Transportation Act allowed transportation to the colonies for seven years, fourteen years or for life. Between 1719 and 1776 some 30,000 people were transported. As with gaols, transportation was run as a business. For example, Stephenson and Randolph of Bristol called themselves ‘felon-dealers’. They arranged for the transport of convicts and sold them to the Caribbean plantations for up to £80 each.

1775-1783

American War of Independence. Transportation to America ended. This created a crisis as British prisons could not cope with the overcrowding caused by the sudden ending of transportation. Disused ships or hulks were used for emergency prison accommodation but conditions on these ships were poor and many prisoners died.

1787-88

Australia was used as an alternative for transportation. The First Fleet left England in 1787 and arrived at Botany Bay in early 1788. First offenders were sent to New South Wales. Habitual criminals were send to Van Dieman’s Land [Tasmania].

1830s

Development of the Assignment System by which convicts were ‘assigned’ to free settlers and had to work for them. In due course a convict could get a ticket-of-leave [after four years of a seven year sentence], then a conditional pardon [one or two years later] and finally an absolute pardon or certificate of freedom.

1838

The Molesworth Committee of Transportation concluded that between 1787 and 1836 75,200 convicts had been sent to Australia at a cost of £8 million. The Committee wanted transportation stopped and replaced by sentences with hard labour at home.

1842

The assignment system was replaced by the Probation System. This was more severe but equally unsatisfactory.

1853

Transportation to Tasmania stopped. Instead convicts were sent to Western Australia. The Penal Servitude Act 1853 introduced the ticket-of-leave system, a conditional pardon with remission granted towards the end of a sentence to any convict not guilty of idleness or misconduct. Initially the press and MPs appeared to have been sympathetic to convicts released on licence in this way, especially if they were unable to get work or were harassed by the police. Attitudes quickly changed. By the mid 1850s some MPs and sections of the press had become hostile linking the rise in violent crime with ticket-of-leave men now prowling the streets rather than being transported. Amending legislation tightened up the system in 1857 but concerns erupted again with the garrotting panic of 1862. A Royal Commission was appointed to investigate the legislation relating to transportation and penal servitude. Its report resulted in the Penal Servitude Act 1864 that required police supervision of ticket-of-leave men and specified minimum sentences of penal servitude: five years for a first offence and seven years for any subsequent.

1857

Transportation abolished as a judicial sentence mainly as a result of pressure from the colonies.

1867

Transportation ended. In total 150,000 people were sent to Australia; only one in eight of them were women.

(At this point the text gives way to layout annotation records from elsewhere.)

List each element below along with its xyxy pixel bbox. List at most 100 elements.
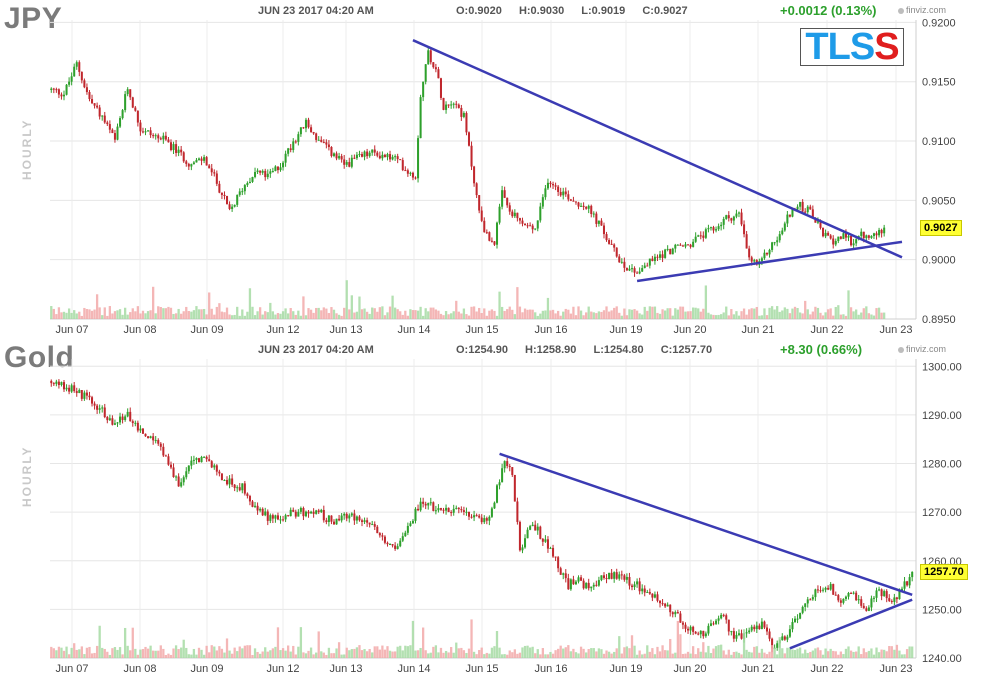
candle-body xyxy=(620,261,623,263)
volume-bar xyxy=(294,314,297,319)
candle-body xyxy=(70,76,73,82)
candle-body xyxy=(628,576,631,586)
volume-bar xyxy=(261,314,264,319)
volume-bar xyxy=(615,648,618,658)
volume-bar xyxy=(854,309,858,319)
candle-body xyxy=(503,461,506,469)
trendline-lower xyxy=(636,240,903,283)
volume-bar xyxy=(419,647,422,658)
candle-body xyxy=(811,597,814,600)
volume-bar xyxy=(450,647,453,658)
volume-bar xyxy=(663,650,667,658)
candle-body xyxy=(417,138,420,179)
candle-body xyxy=(248,496,251,502)
volume-bar xyxy=(154,650,157,658)
volume-bar xyxy=(233,647,236,658)
volume-bar xyxy=(646,310,649,319)
volume-bar xyxy=(65,312,68,319)
volume-bar xyxy=(396,309,399,319)
volume-bar xyxy=(641,314,644,319)
candle-body xyxy=(279,167,282,171)
candle-body xyxy=(786,214,789,224)
volume-bar xyxy=(691,307,695,319)
candle-body xyxy=(676,612,679,614)
candle-body xyxy=(546,182,549,189)
volume-bar xyxy=(480,312,483,319)
candle-body xyxy=(630,268,634,270)
volume-bar xyxy=(106,315,109,319)
candle-body xyxy=(493,502,496,509)
volume-bar xyxy=(641,654,644,658)
candle-body xyxy=(83,80,86,88)
candle-body xyxy=(203,157,206,161)
volume-bar xyxy=(131,308,134,319)
candle-body xyxy=(310,511,313,514)
volume-bar xyxy=(521,312,524,319)
candle-body xyxy=(251,177,254,182)
volume-bar xyxy=(740,311,743,319)
candle-body xyxy=(264,511,267,516)
volume-bar xyxy=(554,650,557,658)
candle-body xyxy=(447,507,450,513)
volume-bar xyxy=(903,654,906,658)
volume-bar xyxy=(638,313,641,319)
volume-bar xyxy=(271,311,275,319)
ohlc-open: O:1254.90 xyxy=(456,344,508,356)
candle-body xyxy=(297,511,300,517)
candle-body xyxy=(287,515,290,517)
volume-bar xyxy=(826,651,830,658)
candle-body xyxy=(704,229,707,238)
candle-body xyxy=(355,154,358,159)
volume-bar xyxy=(106,651,109,658)
candle-body xyxy=(839,600,842,603)
candle-body xyxy=(745,632,748,634)
volume-bar xyxy=(635,310,639,319)
y-tick-label: 0.9150 xyxy=(922,77,956,89)
candle-body xyxy=(167,456,170,465)
candle-body xyxy=(613,244,616,248)
volume-bar xyxy=(776,306,779,319)
candle-body xyxy=(712,227,715,231)
candle-body xyxy=(371,149,374,153)
y-tick-label: 0.8950 xyxy=(922,314,956,326)
volume-bar xyxy=(763,308,766,319)
volume-bar xyxy=(544,654,547,658)
candle-body xyxy=(192,459,195,461)
volume-bar xyxy=(834,306,837,319)
candle-body xyxy=(513,474,516,502)
volume-bar xyxy=(391,295,394,319)
volume-bar xyxy=(307,308,310,319)
volume-bar xyxy=(495,631,499,658)
volume-bar xyxy=(62,311,66,319)
candle-body xyxy=(847,592,850,597)
candle-body xyxy=(511,467,514,475)
volume-bar xyxy=(796,308,799,319)
volume-bar xyxy=(358,645,361,658)
volume-bar xyxy=(829,648,832,658)
candle-body xyxy=(488,516,491,521)
x-tick-label: Jun 16 xyxy=(534,663,567,675)
volume-bar xyxy=(618,312,621,319)
candle-body xyxy=(177,149,180,153)
candle-body xyxy=(580,577,583,581)
volume-bar xyxy=(793,306,797,319)
candle-body xyxy=(618,256,621,263)
candle-body xyxy=(455,103,458,105)
volume-bar xyxy=(287,313,290,319)
volume-bar xyxy=(241,648,244,658)
volume-bar xyxy=(500,654,504,658)
volume-bar xyxy=(852,651,855,658)
candle-body xyxy=(241,191,244,193)
volume-bar xyxy=(444,311,448,319)
volume-bar xyxy=(880,649,883,658)
volume-bar xyxy=(740,654,743,658)
candle-body xyxy=(279,519,282,521)
volume-bar xyxy=(111,648,114,658)
candle-body xyxy=(485,518,488,521)
volume-bar xyxy=(75,313,78,319)
candle-body xyxy=(872,597,875,599)
volume-bar xyxy=(192,648,196,658)
volume-bar xyxy=(625,646,629,658)
candle-body xyxy=(534,524,537,531)
candle-body xyxy=(659,600,662,604)
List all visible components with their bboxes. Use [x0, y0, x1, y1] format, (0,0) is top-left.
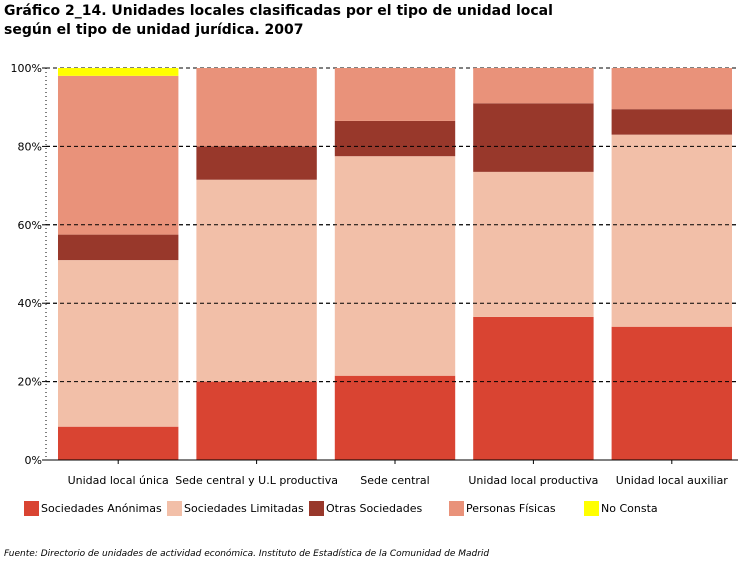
bar-segment — [611, 134, 733, 327]
bar-segment — [611, 326, 733, 460]
legend-item: No Consta — [584, 497, 658, 519]
bar-segment — [473, 316, 594, 460]
bar-segment — [57, 75, 179, 235]
chart-legend: Sociedades Anónimas Sociedades Limitadas O… — [24, 497, 744, 521]
bar-segment — [611, 68, 733, 110]
bar-segment — [196, 179, 317, 382]
bar-segment — [196, 146, 317, 180]
legend-label: Personas Físicas — [466, 501, 556, 515]
y-tick-label: 60% — [18, 219, 42, 232]
bar-segment — [473, 103, 594, 172]
legend-swatch — [449, 500, 464, 516]
bar-segment — [57, 68, 179, 76]
x-tick-label: Sede central y U.L productiva — [175, 474, 338, 487]
bar-segment — [57, 234, 179, 261]
legend-swatch — [24, 500, 39, 516]
x-tick-label: Sede central — [360, 474, 429, 487]
legend-swatch — [309, 500, 324, 516]
bar-segment — [57, 426, 179, 460]
chart-title-line-1: Gráfico 2_14. Unidades locales clasifica… — [4, 3, 553, 19]
bar-segment — [334, 68, 456, 121]
legend-swatch — [167, 500, 182, 516]
bar-segment — [334, 375, 456, 460]
legend-label: Sociedades Anónimas — [41, 501, 162, 515]
chart-title-line-2: según el tipo de unidad jurídica. 2007 — [4, 22, 304, 38]
y-tick-label: 100% — [11, 62, 42, 75]
bar-segment — [196, 68, 317, 147]
legend-label: Otras Sociedades — [326, 501, 423, 515]
stacked-bar-chart: 0% 20% 40% 60% 80% 100% Unidad local única Sede… — [11, 62, 738, 487]
source-note: Fuente: Directorio de unidades de activi… — [4, 549, 490, 559]
legend-item: Sociedades Anónimas — [24, 497, 162, 519]
y-tick-label: 20% — [18, 376, 42, 389]
x-tick-label: Unidad local productiva — [468, 474, 598, 487]
chart-title: Gráfico 2_14. Unidades locales clasifica… — [4, 2, 744, 40]
legend-item: Personas Físicas — [449, 497, 556, 519]
y-tick-label: 40% — [18, 297, 42, 310]
y-tick-label: 80% — [18, 140, 42, 153]
bar-segment — [196, 381, 317, 460]
legend-label: Sociedades Limitadas — [184, 501, 304, 515]
bar-segment — [473, 171, 594, 317]
bar-segment — [334, 120, 456, 157]
legend-swatch — [584, 500, 599, 516]
legend-label: No Consta — [601, 501, 658, 515]
x-tick-label: Unidad local auxiliar — [616, 474, 729, 487]
bar-segment — [611, 109, 733, 135]
legend-item: Otras Sociedades — [309, 497, 422, 519]
y-tick-label: 0% — [25, 454, 42, 467]
x-tick-label: Unidad local única — [68, 474, 169, 487]
legend-item: Sociedades Limitadas — [167, 497, 304, 519]
bar-segment — [334, 156, 456, 376]
bar-segment — [473, 68, 594, 104]
bar-segment — [57, 260, 179, 427]
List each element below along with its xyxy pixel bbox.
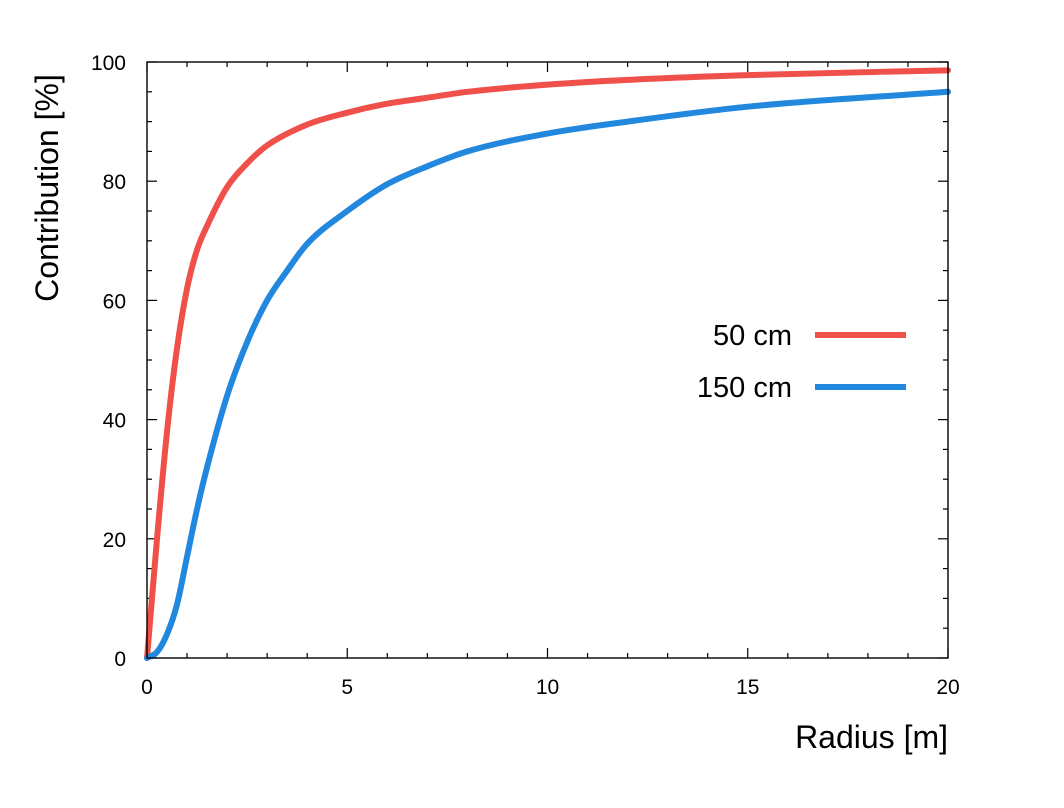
data-point-150-cm	[265, 298, 269, 302]
data-point-50-cm	[265, 143, 269, 147]
x-tick-label: 10	[536, 676, 559, 699]
series-line-150-cm	[144, 88, 951, 661]
y-tick-label: 80	[103, 171, 126, 194]
series-group	[144, 67, 951, 661]
data-point-50-cm	[195, 248, 199, 252]
legend-label-150-cm: 150 cm	[697, 372, 792, 404]
data-point-50-cm	[425, 96, 429, 100]
data-point-150-cm	[285, 269, 289, 273]
data-point-150-cm	[746, 105, 750, 109]
x-tick-label: 20	[936, 676, 959, 699]
tick-labels: 0 5 10 15 20 0 20 40 60 80 100	[91, 52, 960, 699]
data-point-150-cm	[165, 632, 169, 636]
data-point-50-cm	[746, 73, 750, 77]
data-point-150-cm	[155, 650, 159, 654]
data-point-50-cm	[305, 123, 309, 127]
y-tick-label: 40	[103, 410, 126, 433]
data-point-50-cm	[185, 286, 189, 290]
data-point-50-cm	[225, 185, 229, 189]
data-point-150-cm	[305, 242, 309, 246]
axis-ticks	[146, 61, 949, 659]
data-point-50-cm	[546, 83, 549, 87]
data-point-150-cm	[195, 507, 199, 511]
data-point-50-cm	[205, 224, 209, 228]
data-point-150-cm	[205, 465, 209, 469]
x-tick-label: 0	[141, 676, 153, 699]
data-point-150-cm	[245, 340, 249, 344]
x-axis-title: Radius [m]	[795, 719, 948, 755]
data-point-50-cm	[385, 102, 389, 106]
y-tick-label: 20	[103, 529, 126, 552]
legend-label-50-cm: 50 cm	[713, 320, 792, 352]
y-tick-label: 100	[91, 52, 126, 75]
data-point-150-cm	[546, 132, 549, 136]
data-point-50-cm	[465, 90, 469, 94]
data-point-150-cm	[425, 164, 429, 168]
data-point-150-cm	[175, 602, 179, 606]
y-axis-title: Contribution [%]	[29, 74, 65, 302]
data-point-50-cm	[175, 346, 179, 350]
data-point-50-cm	[626, 78, 630, 82]
data-point-150-cm	[626, 120, 630, 124]
data-point-150-cm	[225, 394, 229, 398]
data-point-50-cm	[165, 430, 169, 434]
legend: 50 cm 150 cm	[697, 320, 906, 404]
data-point-50-cm	[245, 161, 249, 165]
data-point-50-cm	[155, 537, 159, 541]
data-point-50-cm	[345, 111, 349, 115]
x-tick-label: 5	[341, 676, 353, 699]
y-tick-label: 60	[103, 290, 126, 313]
plot-frame	[146, 61, 949, 659]
data-point-150-cm	[185, 555, 189, 559]
data-point-150-cm	[385, 182, 389, 186]
x-tick-label: 15	[736, 676, 759, 699]
series-line-50-cm	[144, 67, 951, 661]
data-point-150-cm	[345, 209, 349, 213]
y-tick-label: 0	[114, 648, 126, 671]
data-point-150-cm	[465, 149, 469, 153]
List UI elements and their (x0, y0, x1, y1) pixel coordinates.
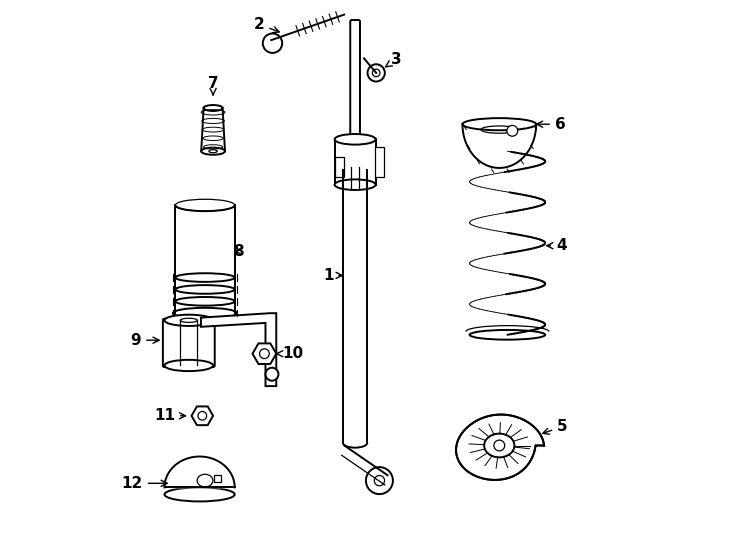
FancyBboxPatch shape (214, 475, 221, 482)
Text: 5: 5 (543, 419, 568, 434)
Circle shape (494, 440, 505, 451)
Circle shape (374, 476, 385, 486)
Circle shape (260, 349, 269, 359)
Text: 3: 3 (385, 52, 402, 67)
FancyBboxPatch shape (163, 319, 215, 367)
Ellipse shape (209, 150, 217, 153)
Circle shape (507, 125, 517, 136)
Text: 8: 8 (233, 244, 244, 259)
Ellipse shape (164, 315, 213, 326)
Text: 2: 2 (254, 17, 279, 32)
Ellipse shape (484, 434, 515, 457)
Ellipse shape (335, 179, 376, 190)
Text: 1: 1 (323, 268, 342, 283)
Ellipse shape (164, 360, 213, 371)
Circle shape (366, 467, 393, 494)
Ellipse shape (201, 147, 225, 155)
Text: 12: 12 (121, 476, 167, 491)
FancyBboxPatch shape (374, 147, 385, 177)
Ellipse shape (173, 308, 237, 319)
Polygon shape (456, 415, 544, 480)
Ellipse shape (181, 318, 197, 322)
Circle shape (198, 411, 206, 420)
Ellipse shape (335, 134, 376, 145)
FancyBboxPatch shape (335, 157, 344, 177)
Text: 6: 6 (537, 117, 566, 132)
Circle shape (372, 69, 380, 77)
Ellipse shape (203, 105, 222, 111)
Ellipse shape (164, 488, 235, 502)
Text: 9: 9 (131, 333, 159, 348)
Circle shape (266, 368, 278, 381)
FancyBboxPatch shape (335, 139, 376, 185)
Ellipse shape (462, 118, 536, 130)
Polygon shape (164, 456, 235, 488)
Text: 7: 7 (208, 76, 219, 94)
Text: 11: 11 (154, 408, 186, 423)
Text: 10: 10 (276, 346, 303, 361)
Text: 4: 4 (547, 238, 567, 253)
FancyBboxPatch shape (350, 20, 360, 153)
Circle shape (263, 33, 282, 53)
Polygon shape (201, 313, 276, 386)
Circle shape (368, 64, 385, 82)
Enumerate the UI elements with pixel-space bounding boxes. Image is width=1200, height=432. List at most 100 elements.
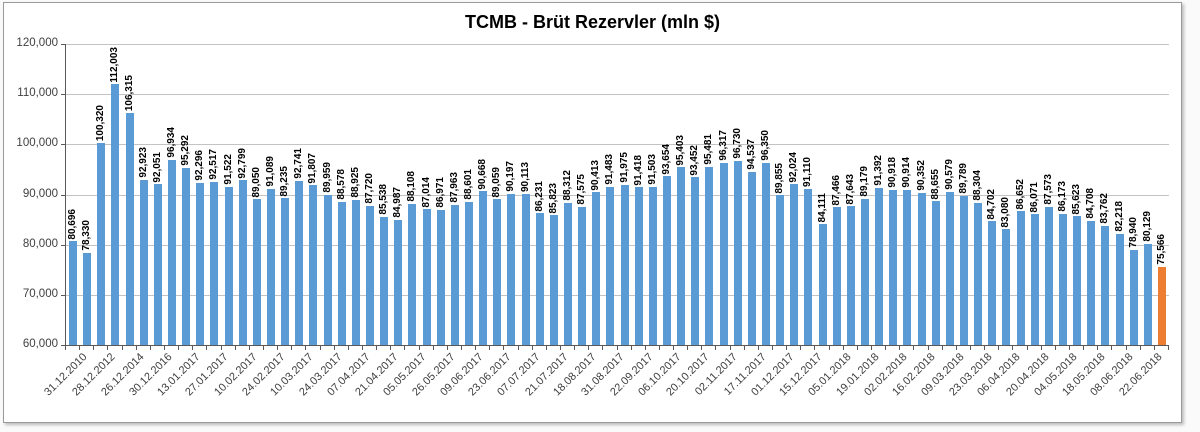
bar: [747, 171, 756, 345]
bar-value-label: 96,730: [731, 128, 743, 159]
bar-value-label: 90,197: [505, 160, 517, 192]
bar: [549, 215, 558, 345]
bar-value-label: 100,320: [95, 104, 107, 141]
bar: [1115, 233, 1124, 345]
bar: [917, 192, 926, 345]
bar: [1073, 216, 1082, 345]
bar: [479, 191, 488, 345]
bar-value-label: 91,975: [618, 152, 630, 183]
bar: [535, 213, 544, 345]
bar: [351, 199, 360, 345]
bar-value-label: 85,538: [378, 184, 390, 215]
bar: [380, 216, 389, 345]
bar: [521, 193, 530, 345]
bar: [818, 224, 827, 345]
bar-value-label: 91,503: [646, 154, 658, 185]
bar: [662, 176, 671, 345]
bar: [97, 142, 106, 345]
bar: [790, 184, 799, 345]
bar: [196, 182, 205, 345]
bar-value-label: 95,403: [675, 134, 687, 166]
bar-value-label: 75,566: [1155, 234, 1167, 265]
bar-value-label: 90,579: [943, 159, 955, 190]
bar-value-label: 87,963: [448, 172, 460, 203]
bar: [224, 186, 233, 345]
bar-value-label: 92,051: [151, 151, 163, 183]
bar-value-label: 80,129: [1141, 211, 1153, 243]
bar-value-label: 86,231: [533, 180, 545, 212]
bar-value-label: 85,623: [1071, 183, 1083, 215]
bar: [83, 253, 92, 345]
bar-value-label: 89,179: [858, 166, 870, 197]
bar-value-label: 88,655: [929, 168, 941, 200]
bar-value-label: 88,304: [972, 170, 984, 202]
bar: [422, 209, 431, 345]
bar: [719, 162, 728, 345]
bar-value-label: 90,113: [519, 161, 531, 192]
bar-value-label: 84,708: [1085, 188, 1097, 220]
gridline: [66, 44, 1169, 45]
bar-value-label: 93,452: [689, 144, 701, 176]
bar-value-label: 80,696: [67, 208, 79, 240]
bar: [1129, 249, 1138, 345]
bar: [761, 162, 770, 345]
bar-value-label: 91,110: [802, 156, 814, 187]
bar: [974, 203, 983, 345]
bar: [578, 206, 587, 345]
bar: [705, 167, 714, 345]
bar: [776, 195, 785, 345]
bar-value-label: 91,418: [632, 154, 644, 186]
gridline: [66, 244, 1169, 246]
bar: [1157, 266, 1166, 345]
bar-value-label: 96,317: [717, 130, 729, 161]
bar-value-label: 86,173: [1056, 181, 1068, 212]
bar: [606, 187, 615, 345]
bar-value-label: 87,014: [420, 176, 432, 208]
bar: [111, 84, 120, 345]
bar-value-label: 96,350: [759, 130, 771, 161]
bar-value-label: 85,823: [547, 182, 559, 214]
bar: [592, 192, 601, 345]
bar-value-label: 91,522: [222, 154, 234, 185]
bar-value-label: 106,315: [123, 74, 135, 111]
plot-area: 80,696 78,330 100,320 112,003 106,315 92,923 9…: [65, 44, 1169, 346]
bar-value-label: 92,517: [208, 149, 220, 180]
bar-value-label: 112,003: [109, 46, 121, 83]
bar: [1101, 225, 1110, 345]
bar: [1030, 214, 1039, 345]
bar-value-label: 89,959: [321, 162, 333, 193]
bar-value-label: 92,923: [137, 147, 149, 178]
bar-value-label: 78,330: [81, 220, 93, 252]
bar-value-label: 83,080: [1000, 196, 1012, 228]
bar: [139, 179, 148, 345]
bar: [691, 177, 700, 345]
bar-value-label: 82,218: [1113, 200, 1125, 232]
bar: [1087, 221, 1096, 345]
bar: [677, 167, 686, 345]
gridline: [66, 294, 1169, 296]
bar: [733, 160, 742, 345]
bar: [295, 180, 304, 345]
bar: [889, 189, 898, 345]
bar-value-label: 87,720: [364, 173, 376, 204]
gridline: [66, 94, 1169, 96]
bar: [931, 201, 940, 345]
bar: [394, 219, 403, 345]
gridline: [66, 194, 1169, 196]
bar-value-label: 86,071: [1028, 181, 1040, 213]
bar-value-label: 84,702: [986, 188, 998, 220]
bar-value-label: 89,059: [491, 166, 503, 198]
bar: [153, 184, 162, 345]
bar-value-label: 90,668: [477, 158, 489, 190]
bar-value-label: 84,111: [816, 192, 828, 223]
bar-value-label: 91,483: [604, 154, 616, 186]
bar-value-label: 90,918: [887, 157, 899, 188]
bar: [436, 209, 445, 345]
bar: [267, 189, 276, 345]
bar: [210, 181, 219, 345]
bar-value-label: 96,934: [166, 127, 178, 158]
bar-value-label: 93,654: [660, 143, 672, 175]
bar-value-label: 88,312: [562, 170, 573, 201]
bar: [564, 202, 572, 345]
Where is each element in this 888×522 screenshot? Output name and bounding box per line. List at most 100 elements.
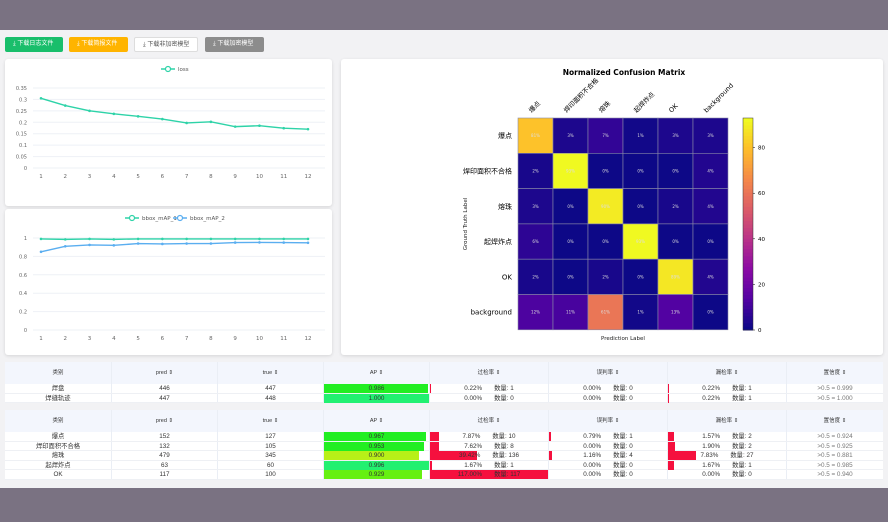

With hangings greatly reduced and transportation also stopped, prison was now the main punishment for criminals in Britain.


[1] D.D. Cooper The Lesson of the Scaffold, Allen Lane, 1974 examines the debate about public executions.

[2] G. Rudé has produced two books on crime and punishment: Protest & Punishment: The Story of the Social and Political Protesters transported to Australia 1788-1868, OUP, 1978 and Criminal and Victim: Crime and Society in Early Nineteenth-Century England, OUP, 1985.